Posté 27 octobre 2023 - 03:37

 
 
 
 
                                                  il y a des mots
et des choses qui n'ont l'air de rien,
qu'on rencontre de temps en temps,
comme par hasard, au coin d'une rue,
d'une route, d'une piste, d'un sentier  ou,
plus prosaïquement, d'une conversation,
et qu'on oublie ensuite pour longtemps.
mais ils sont là , comme en réserve,
attendant leur heure pour se manifester à nouveau
(quand on aura peut-être mué de peau ,
bourlingué d'îles en continents et de continents
en îles et atteint des eaux plus calmes) ,
renaissant de leurs cendres et s'imposant enfin



                                     Volubilis!  Volubilis!
pourquoi ce mot revient-il aussi fort aujourd'hui
dans mon imaginaire et dans ma mémoire?


                                                      Volubilis,
 
mot qui fait surgir pour moi l'ombre et la voix
profonde de René Char, pour qui les mots
et la vie ne faisaient qu'un ,
dans une extraordinaire eucharistie :
 
« Entends le mot accomplir ce quil dit.
Sens le mot être à son tour ce que tu es.
Et ton existence devient doublement tienne ».
               écrit-il dans « La scie rêveuse »
 
j'ai tournoyé autour d'un point fixe que j'ignorais,
comme l' ipomée " semblable à un ver ",
lˋ autre nom, moins poétique, du volubilis,
liseron bleu, grimpant en torsades
sur quelque racine ou autour d'un chêne
                       ou d'un palmier, selon la latitude.

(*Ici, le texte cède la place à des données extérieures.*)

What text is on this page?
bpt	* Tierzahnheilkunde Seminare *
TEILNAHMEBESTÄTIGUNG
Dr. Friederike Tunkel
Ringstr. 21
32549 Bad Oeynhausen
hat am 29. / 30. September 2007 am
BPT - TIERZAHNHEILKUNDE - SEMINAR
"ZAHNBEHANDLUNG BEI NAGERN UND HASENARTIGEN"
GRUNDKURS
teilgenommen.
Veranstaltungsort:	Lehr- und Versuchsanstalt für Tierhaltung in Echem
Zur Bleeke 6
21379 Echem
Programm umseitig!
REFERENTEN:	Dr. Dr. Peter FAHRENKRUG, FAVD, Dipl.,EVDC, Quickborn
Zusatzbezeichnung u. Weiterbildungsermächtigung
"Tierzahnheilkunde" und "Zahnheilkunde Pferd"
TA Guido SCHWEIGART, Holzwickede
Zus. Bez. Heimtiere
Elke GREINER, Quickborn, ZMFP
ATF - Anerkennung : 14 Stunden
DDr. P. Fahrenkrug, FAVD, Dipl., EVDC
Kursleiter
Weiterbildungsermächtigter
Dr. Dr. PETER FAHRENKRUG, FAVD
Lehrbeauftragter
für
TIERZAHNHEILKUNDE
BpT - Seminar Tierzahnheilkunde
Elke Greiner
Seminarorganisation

je me souviens de mes premiers volubilis
enlacés à la souche à demi pourrie d'un arbre
abattu par quelque cyclone impétueux
dans le jardin aux deux cents  espèces de plantes
rapportées des courses en forêt , sur l'île de Sao Tomé
avec laquelle nous pivotions sur le plan de l'équateur,
perdus  sur l'océan à égale distance de la Polaire
                                              et de la Croix du Sud,
 
écartelés, suspendus entre deux hémisphères,
comme autant de spirales de volubilis emportées 
en des révolutions parfaitement uniformes,
douze heures de jour douze heures de nuit,
dans une ronde sidérale,  nous enroulant
                  comme elles  mais dans l'espace total
puisque de ce point de la terre on peut suivre
toutes les constellations des deux hémisphères,
                                    dans ces nuits des origines
où le ciel est parfaitement clair et où je lisais
à livre ouvert sans que les lumières de la ville
                                          ne brouillent ma vue




mais
je n'ai essayé de grimper sur aucune espèce d'haricot
géant comme toi, Jack, ni accédé au monde d'en haut
et par suite,je n'ai rapporté de mes errances
aucun sac d'or, ni de harpe d'or : 
uniquement des souvenirs , c'est-à-dire des mots

plus ou moins enfouis dans la mémoire
 
et qui sont peut-être mon seul trésor,
 
s'il est vrai qu'ils accomplissent ce qu'ils disent
 
         et s'ils sont à leur tour ce que je suis.